THE MOST RISKY COUNTRY ITALY
The famous professor, who suggested that Italy’s and other countries’ recent increases in bond yields were not just due to unwarranted investor panic, pointed to Italy’s low potential growth rate, high budget deficits and increased and potentially unsustainable public debt during the pandemic.
Recalling that a permanent rise in debt rollover costs is coming as the ECB changes its extremely accommodative monetary policy, Roubini suggested that the risk of an apocalyptic cycle in Italy is greater than in the rest of the Eurozone.

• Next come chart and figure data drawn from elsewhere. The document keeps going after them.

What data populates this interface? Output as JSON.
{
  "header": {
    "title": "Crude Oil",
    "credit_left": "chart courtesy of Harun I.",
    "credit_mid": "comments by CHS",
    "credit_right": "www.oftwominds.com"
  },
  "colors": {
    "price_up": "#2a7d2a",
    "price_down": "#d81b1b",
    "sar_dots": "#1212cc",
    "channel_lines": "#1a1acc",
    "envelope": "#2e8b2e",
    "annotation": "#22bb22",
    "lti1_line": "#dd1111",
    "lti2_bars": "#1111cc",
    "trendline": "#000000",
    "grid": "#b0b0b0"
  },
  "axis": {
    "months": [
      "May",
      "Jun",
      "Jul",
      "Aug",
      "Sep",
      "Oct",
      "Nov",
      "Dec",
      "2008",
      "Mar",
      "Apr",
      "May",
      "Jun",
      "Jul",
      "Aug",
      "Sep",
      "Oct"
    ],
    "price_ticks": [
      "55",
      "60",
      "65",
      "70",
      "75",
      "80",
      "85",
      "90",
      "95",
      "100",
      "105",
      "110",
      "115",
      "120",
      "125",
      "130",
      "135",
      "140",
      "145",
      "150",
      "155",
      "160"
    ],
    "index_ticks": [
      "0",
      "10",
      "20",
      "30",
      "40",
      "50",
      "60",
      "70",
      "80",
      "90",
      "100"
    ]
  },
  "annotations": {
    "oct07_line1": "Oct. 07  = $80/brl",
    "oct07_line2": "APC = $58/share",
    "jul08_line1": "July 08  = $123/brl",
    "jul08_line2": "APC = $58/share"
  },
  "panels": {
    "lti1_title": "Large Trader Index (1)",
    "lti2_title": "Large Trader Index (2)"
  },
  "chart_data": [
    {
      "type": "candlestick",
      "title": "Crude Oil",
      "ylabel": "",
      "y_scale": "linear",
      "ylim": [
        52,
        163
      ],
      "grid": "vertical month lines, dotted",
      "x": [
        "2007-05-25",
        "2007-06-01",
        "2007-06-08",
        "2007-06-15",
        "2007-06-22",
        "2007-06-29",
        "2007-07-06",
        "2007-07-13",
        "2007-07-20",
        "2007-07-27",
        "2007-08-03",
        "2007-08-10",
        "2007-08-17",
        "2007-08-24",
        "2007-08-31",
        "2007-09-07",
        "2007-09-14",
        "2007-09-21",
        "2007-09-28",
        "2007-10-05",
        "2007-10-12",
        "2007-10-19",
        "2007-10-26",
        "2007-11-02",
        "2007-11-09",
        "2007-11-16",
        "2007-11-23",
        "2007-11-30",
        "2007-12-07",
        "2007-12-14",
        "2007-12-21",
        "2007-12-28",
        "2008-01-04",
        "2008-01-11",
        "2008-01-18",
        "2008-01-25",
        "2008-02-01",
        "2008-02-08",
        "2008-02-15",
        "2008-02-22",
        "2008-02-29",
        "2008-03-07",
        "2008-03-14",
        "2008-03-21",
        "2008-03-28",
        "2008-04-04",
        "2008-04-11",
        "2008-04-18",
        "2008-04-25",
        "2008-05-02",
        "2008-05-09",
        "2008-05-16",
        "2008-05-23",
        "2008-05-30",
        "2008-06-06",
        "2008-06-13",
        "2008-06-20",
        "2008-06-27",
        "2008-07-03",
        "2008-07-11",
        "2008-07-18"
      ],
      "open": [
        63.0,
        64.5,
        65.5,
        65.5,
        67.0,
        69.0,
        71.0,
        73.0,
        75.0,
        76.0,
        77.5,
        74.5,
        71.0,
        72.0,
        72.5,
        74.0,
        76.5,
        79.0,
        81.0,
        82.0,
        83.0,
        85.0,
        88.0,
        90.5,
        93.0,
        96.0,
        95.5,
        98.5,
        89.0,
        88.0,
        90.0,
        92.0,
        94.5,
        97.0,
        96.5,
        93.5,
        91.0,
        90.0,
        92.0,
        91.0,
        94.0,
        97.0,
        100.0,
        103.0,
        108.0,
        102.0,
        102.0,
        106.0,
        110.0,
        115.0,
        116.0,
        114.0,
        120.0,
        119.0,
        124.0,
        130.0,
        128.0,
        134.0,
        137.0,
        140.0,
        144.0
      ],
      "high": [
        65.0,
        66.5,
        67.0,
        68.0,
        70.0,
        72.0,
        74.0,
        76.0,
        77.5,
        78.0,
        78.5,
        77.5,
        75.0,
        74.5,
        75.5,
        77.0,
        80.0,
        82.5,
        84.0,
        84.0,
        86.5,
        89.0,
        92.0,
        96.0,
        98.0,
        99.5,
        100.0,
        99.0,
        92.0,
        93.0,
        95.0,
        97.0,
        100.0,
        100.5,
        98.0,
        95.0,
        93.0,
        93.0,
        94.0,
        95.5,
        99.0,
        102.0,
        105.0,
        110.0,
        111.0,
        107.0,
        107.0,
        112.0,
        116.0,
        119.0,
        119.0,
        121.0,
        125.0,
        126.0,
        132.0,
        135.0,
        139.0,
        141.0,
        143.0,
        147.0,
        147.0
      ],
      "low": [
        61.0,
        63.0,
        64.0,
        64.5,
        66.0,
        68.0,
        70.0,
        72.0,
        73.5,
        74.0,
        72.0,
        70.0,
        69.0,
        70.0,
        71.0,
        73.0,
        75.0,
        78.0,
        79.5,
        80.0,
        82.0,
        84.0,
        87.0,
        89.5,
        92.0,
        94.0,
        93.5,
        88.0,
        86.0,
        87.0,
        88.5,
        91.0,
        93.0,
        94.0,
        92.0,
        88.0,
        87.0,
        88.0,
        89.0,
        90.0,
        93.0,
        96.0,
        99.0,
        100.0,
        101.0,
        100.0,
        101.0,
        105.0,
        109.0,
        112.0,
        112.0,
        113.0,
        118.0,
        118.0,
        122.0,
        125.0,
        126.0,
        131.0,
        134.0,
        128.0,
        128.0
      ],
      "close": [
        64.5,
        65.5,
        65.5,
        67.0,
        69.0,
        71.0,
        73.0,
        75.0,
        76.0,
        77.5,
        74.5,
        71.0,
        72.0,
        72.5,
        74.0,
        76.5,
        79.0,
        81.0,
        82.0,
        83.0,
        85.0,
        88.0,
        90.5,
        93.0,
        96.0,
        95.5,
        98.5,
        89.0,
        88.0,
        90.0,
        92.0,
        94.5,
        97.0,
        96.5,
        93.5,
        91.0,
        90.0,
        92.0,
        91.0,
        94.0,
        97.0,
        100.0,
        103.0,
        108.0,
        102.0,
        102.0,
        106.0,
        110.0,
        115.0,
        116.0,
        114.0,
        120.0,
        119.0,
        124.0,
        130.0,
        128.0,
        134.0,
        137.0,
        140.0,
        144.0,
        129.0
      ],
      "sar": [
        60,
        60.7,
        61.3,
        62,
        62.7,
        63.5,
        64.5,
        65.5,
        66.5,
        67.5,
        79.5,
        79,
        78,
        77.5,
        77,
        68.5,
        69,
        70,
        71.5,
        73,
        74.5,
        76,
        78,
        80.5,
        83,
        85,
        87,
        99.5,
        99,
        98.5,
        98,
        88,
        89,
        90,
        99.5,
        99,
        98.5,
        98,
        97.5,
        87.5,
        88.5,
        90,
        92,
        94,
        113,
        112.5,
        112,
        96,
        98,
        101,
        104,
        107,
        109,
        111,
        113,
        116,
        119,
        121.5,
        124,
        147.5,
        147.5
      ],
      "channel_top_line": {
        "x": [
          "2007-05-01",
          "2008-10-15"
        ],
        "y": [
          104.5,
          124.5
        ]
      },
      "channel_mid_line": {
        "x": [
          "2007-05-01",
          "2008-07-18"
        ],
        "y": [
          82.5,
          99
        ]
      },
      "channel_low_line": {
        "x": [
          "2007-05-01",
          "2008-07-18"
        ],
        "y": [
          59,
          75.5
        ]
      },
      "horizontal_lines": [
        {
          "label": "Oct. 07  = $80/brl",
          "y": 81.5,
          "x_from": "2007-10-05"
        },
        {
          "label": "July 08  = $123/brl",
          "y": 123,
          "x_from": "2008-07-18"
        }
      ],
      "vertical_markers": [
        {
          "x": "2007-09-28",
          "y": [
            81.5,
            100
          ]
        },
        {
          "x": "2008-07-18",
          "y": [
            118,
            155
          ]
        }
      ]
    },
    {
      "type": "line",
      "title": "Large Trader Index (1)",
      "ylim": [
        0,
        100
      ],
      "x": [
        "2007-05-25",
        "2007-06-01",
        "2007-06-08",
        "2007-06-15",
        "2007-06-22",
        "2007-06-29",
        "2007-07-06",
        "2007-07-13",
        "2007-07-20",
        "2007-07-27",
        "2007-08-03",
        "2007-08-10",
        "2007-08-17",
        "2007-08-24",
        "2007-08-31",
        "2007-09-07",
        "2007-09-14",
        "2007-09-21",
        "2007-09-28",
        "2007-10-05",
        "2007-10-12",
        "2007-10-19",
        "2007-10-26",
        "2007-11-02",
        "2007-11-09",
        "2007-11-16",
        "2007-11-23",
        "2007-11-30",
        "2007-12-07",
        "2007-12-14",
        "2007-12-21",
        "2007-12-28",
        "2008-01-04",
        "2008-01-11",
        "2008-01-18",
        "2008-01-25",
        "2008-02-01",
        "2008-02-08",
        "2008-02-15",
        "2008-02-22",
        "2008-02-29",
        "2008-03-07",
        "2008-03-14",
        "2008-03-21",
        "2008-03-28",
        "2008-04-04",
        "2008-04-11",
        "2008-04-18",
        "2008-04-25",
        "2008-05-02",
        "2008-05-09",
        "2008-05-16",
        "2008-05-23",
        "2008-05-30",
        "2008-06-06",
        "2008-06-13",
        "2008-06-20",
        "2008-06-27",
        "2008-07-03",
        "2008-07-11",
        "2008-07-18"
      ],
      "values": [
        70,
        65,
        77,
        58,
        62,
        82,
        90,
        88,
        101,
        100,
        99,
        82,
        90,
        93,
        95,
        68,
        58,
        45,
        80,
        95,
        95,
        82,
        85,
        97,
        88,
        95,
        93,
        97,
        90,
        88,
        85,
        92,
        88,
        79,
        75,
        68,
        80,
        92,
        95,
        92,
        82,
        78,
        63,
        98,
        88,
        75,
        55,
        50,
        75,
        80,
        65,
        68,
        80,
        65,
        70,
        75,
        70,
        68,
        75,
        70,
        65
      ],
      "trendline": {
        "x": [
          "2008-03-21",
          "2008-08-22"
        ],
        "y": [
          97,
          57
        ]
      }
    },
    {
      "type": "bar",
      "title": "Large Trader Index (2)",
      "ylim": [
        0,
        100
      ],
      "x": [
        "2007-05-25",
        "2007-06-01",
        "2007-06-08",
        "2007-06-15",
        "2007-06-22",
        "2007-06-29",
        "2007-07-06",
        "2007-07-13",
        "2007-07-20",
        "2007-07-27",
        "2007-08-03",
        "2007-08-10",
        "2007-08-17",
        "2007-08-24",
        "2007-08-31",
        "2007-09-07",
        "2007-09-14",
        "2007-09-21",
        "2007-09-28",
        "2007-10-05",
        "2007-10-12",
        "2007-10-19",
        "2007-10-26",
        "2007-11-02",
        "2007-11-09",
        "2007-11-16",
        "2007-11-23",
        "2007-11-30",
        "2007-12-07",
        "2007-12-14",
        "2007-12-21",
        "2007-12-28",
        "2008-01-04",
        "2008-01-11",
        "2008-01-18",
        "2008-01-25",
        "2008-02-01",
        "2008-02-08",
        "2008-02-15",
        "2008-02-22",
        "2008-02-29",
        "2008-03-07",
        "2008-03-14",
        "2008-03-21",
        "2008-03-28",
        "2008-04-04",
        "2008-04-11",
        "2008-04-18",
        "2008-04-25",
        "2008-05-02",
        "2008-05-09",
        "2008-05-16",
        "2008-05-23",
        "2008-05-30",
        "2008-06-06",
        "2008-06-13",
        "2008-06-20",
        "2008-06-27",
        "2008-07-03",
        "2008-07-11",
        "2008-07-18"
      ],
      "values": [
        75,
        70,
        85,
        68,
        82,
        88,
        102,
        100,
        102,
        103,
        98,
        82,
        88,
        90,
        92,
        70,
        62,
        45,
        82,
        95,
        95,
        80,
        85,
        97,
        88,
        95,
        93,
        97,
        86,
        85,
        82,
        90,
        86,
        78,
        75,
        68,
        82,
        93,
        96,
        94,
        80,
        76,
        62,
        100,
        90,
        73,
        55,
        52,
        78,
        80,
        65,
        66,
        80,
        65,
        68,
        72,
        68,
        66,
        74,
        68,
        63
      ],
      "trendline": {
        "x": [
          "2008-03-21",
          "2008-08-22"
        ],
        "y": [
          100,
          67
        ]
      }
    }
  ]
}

CAN MONETARY UNION BE PROTECTED?
Affirming that a right-wing coalition made up of parties skeptical of the Euro and the European Union could rise to power after the elections to be held in Italy next year, Roubini said that the new tool devised by the ECB to save the stocks Italians is for the new leaders of the country and for all other countries under pressure in the Eurozone, warning that they could find themselves in unacceptable conditions.
Ahead of this week’s ECB meeting, board member Isabel Schnabel said her willingness to address the bank’s disintegration risk was “endless”, recalling former ECB president Mario Draghi’s phrase “anything”. of 2012, but Schnabel’s Roubini said: “Given the current volatility in financial markets, it can be expected that the ECB will further test its ability to maintain monetary union by supporting fragile eurozone states.”